At worst, it was just a parlor trick, but at best, it was a method of saying true things in a way that helped other people realize they’d known them all along. My best-performing myths were always the Greek and Norse ones — the stories most of my audience was already familiar with. I wasn’t sharing information, I was sharing a perspective on something we had in common.
I don’t know that there’s a home for bullshit online anymore. At least not harmless bullshit. The quality of the content on here is simply too good! People are on a whole other level, and I respect the hell out of them for it. I probably need to adapt — learn how to do actual research, or stream myself playing Slay the Spire and talking about my cat, or show feet. But like I said, all I’ve ever known how to do is be myself, as loudly and visibly as possible, and none of that stuff is me*. So I’m still here, doing this, waiting for the cultural carousel to slow down and let me on again.
* Except for the feet pics. Venmo me, I’m not proud.
Eh… Seems to me people online who know things can still be readily targeted by people insisting that they said something they didn’t, so the only safe thing to do is to say nothing at all in particular.
I think there’s still a market for harmless bullshit. The internet’s oversaturated with streamers and cats and tiktoks about people being jackasses. Funny-informative and just informative stuff is everywhere. It makes it hard to find anything else. But I will always hold love in my heart for your myth retellings. Even to this day I still occasionally come by just to reread them and share the funniest bits with my friends. You introduced me to a lot of myths I didn’t know, and your loud cursing jokester style was just really fun to read. (Less so in your books since they’re cleaned up, but still enjoyable.)
I hope someday you find your place on the carousel again, doing whatever makes you happy.
Whenever the question of where a writer gets their ideas comes up, I immediately flash to ‘It Came From Schenectady’, a collection of SciFi stories.

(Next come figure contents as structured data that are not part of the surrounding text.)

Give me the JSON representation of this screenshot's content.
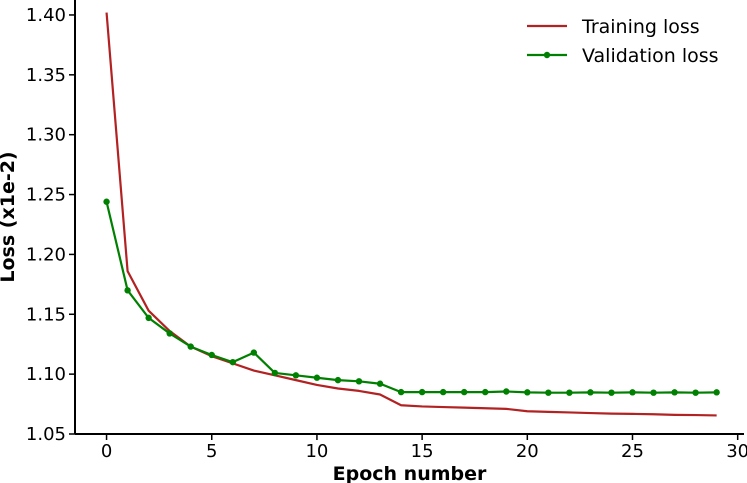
{
  "chart_data": {
    "type": "line",
    "title": "",
    "xlabel": "Epoch number",
    "ylabel": "Loss (x1e-2)",
    "xlim": [
      -1.5,
      30.3
    ],
    "ylim": [
      1.05,
      1.4125
    ],
    "xticks": [
      0,
      5,
      10,
      15,
      20,
      25,
      30
    ],
    "yticks": [
      1.05,
      1.1,
      1.15,
      1.2,
      1.25,
      1.3,
      1.35,
      1.4
    ],
    "xtick_labels": [
      "0",
      "5",
      "10",
      "15",
      "20",
      "25",
      "30"
    ],
    "ytick_labels": [
      "1.05",
      "1.10",
      "1.15",
      "1.20",
      "1.25",
      "1.30",
      "1.35",
      "1.40"
    ],
    "grid": false,
    "legend_position": "top-right",
    "x": [
      0,
      1,
      2,
      3,
      4,
      5,
      6,
      7,
      8,
      9,
      10,
      11,
      12,
      13,
      14,
      15,
      16,
      17,
      18,
      19,
      20,
      21,
      22,
      23,
      24,
      25,
      26,
      27,
      28,
      29
    ],
    "series": [
      {
        "name": "Training loss",
        "color": "#b22222",
        "marker": "none",
        "values": [
          1.402,
          1.186,
          1.153,
          1.136,
          1.123,
          1.115,
          1.109,
          1.103,
          1.099,
          1.095,
          1.091,
          1.088,
          1.086,
          1.083,
          1.074,
          1.073,
          1.0725,
          1.072,
          1.0715,
          1.071,
          1.069,
          1.0685,
          1.068,
          1.0675,
          1.067,
          1.0668,
          1.0665,
          1.066,
          1.0658,
          1.0655
        ]
      },
      {
        "name": "Validation loss",
        "color": "#008000",
        "marker": "circle",
        "values": [
          1.244,
          1.17,
          1.147,
          1.134,
          1.123,
          1.116,
          1.11,
          1.118,
          1.101,
          1.099,
          1.097,
          1.095,
          1.094,
          1.092,
          1.085,
          1.085,
          1.085,
          1.085,
          1.085,
          1.0855,
          1.0848,
          1.0845,
          1.0845,
          1.0848,
          1.0845,
          1.0848,
          1.0845,
          1.0848,
          1.0845,
          1.0848
        ]
      }
    ]
  }
}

I can’t find it in a quick search, but, as I recall, the title came from a flippant answer given by a famous SciFi author in reply to that standard question.
The zeitgeist of the early 2000s was damn heady: suddenly, regular people with nothing more than a modem could disperse their rants to a wide audience. The gatekeeping fence of publishers and broadcast media was no longer a major barrier: all you had to do was attract attention. And anonymity made it possible to post outrageous shit with minimal consequences.
I could go on ( and on: deleted 4 paragraphs of TL:DR), but no one has time for all that. I’m just glad that the era allowed you to create this site so I could find it years later. Sometimes, when the world starts looking like a Ralph Steadman drawing, I need to escape, and these gonzo retellings of the stories we made up to try and make sense of the world sooth me and grant me surcease from existential anxiety
Sincere thanks, Cory
Thank you for so clearly explaining the lingering generational angst I’ve been struggling to identify within myself. I had been worried maybe it was mostly imagined nostalgia, or more of “old man shakes fist at cloud” as my younger friends keep telling me, or just being kind of sad from a couple decades of sad things happening. The reality of that time does seem to be both poignant and disappointing. Your work back in the day was excellent, inspiring my own cultural perspective, and your writing today is still excellent. While recognizing that I should probably start putting more effort into finding inspiration in contemporary works, I’m very glad we had the weird 2000’s to foster creative growth in minds like yours. At the same time, I’m going to hold out hope that internet fashion will cycle back around to producing harmless bullshit once again, maybe allowing for more than just angry white men to create harmless bullshit, and I hope you are able to maintain the motivation and energy to continue writing and posting here for a long while.